Confidentiality itself in research means that the data must be protected but how far we could say and promise that data is being 100% protected and would not leak out? In research, the step of processing the data will go through some level of analysis and this could make the date been exposed to other people. Researcher must maintain the promises of keeping the data right at the place and privacy is applied. By making the participants anonymous, some how the researcher will unable to share the outcome of the research that they have participate. Probably, they need to come out some coding to identify the participant and at the same time no one able to know about the participation.
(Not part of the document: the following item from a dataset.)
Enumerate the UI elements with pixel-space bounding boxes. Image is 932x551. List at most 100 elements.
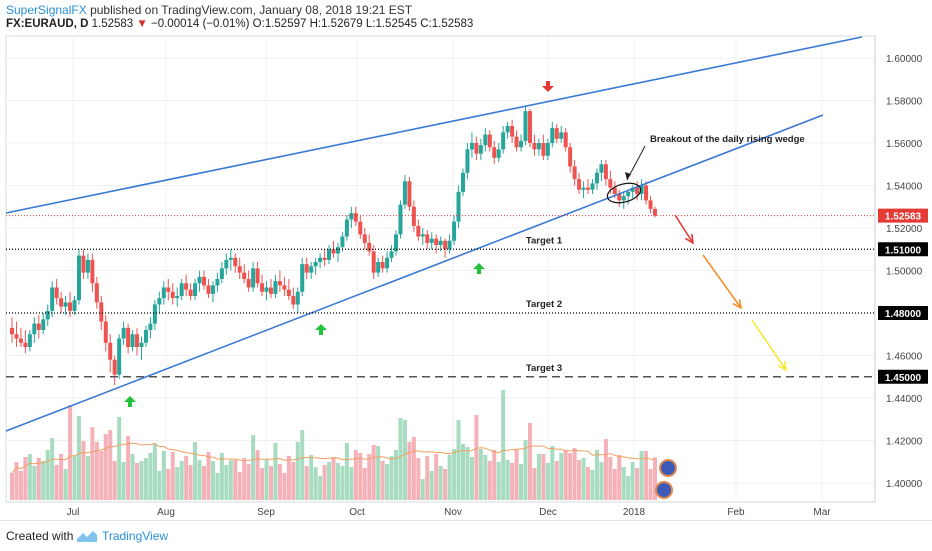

The integrity of informed consent will be ruined if the investigator is not being honest to the participants as they are not informing them the nature of research. Dissertation research should avoid ay kind of deceptive practices and this makes the fourth principle of research ethics. Deception includes intentionally misleading participants about their status, giving false information about the investigators or the research purposes and omitting the information about the real purpose of the research. As for the research involving deception, research participants cannot be deceived about the significant aspects of the research that would affect their willingness to participate or that could give harm to physically and emotionally. The true informed consent cannot be given if the true nature of research is deceptively presented. Lastly, the fifth principle is providing the right to withdraw from the research. Even though with good explanation of the objectives of the research has been well informed and clear understanding, yet the participants might still refuse to involve in the activity.
They have the right to withdraw their participation in the research project. No one could force another human to do something that he/her do not want to do. When a participant made his/her mind in drawing from research study, they should not being put under pressure or be threaten. The investigator must have an open mindset and respect the other people’s right.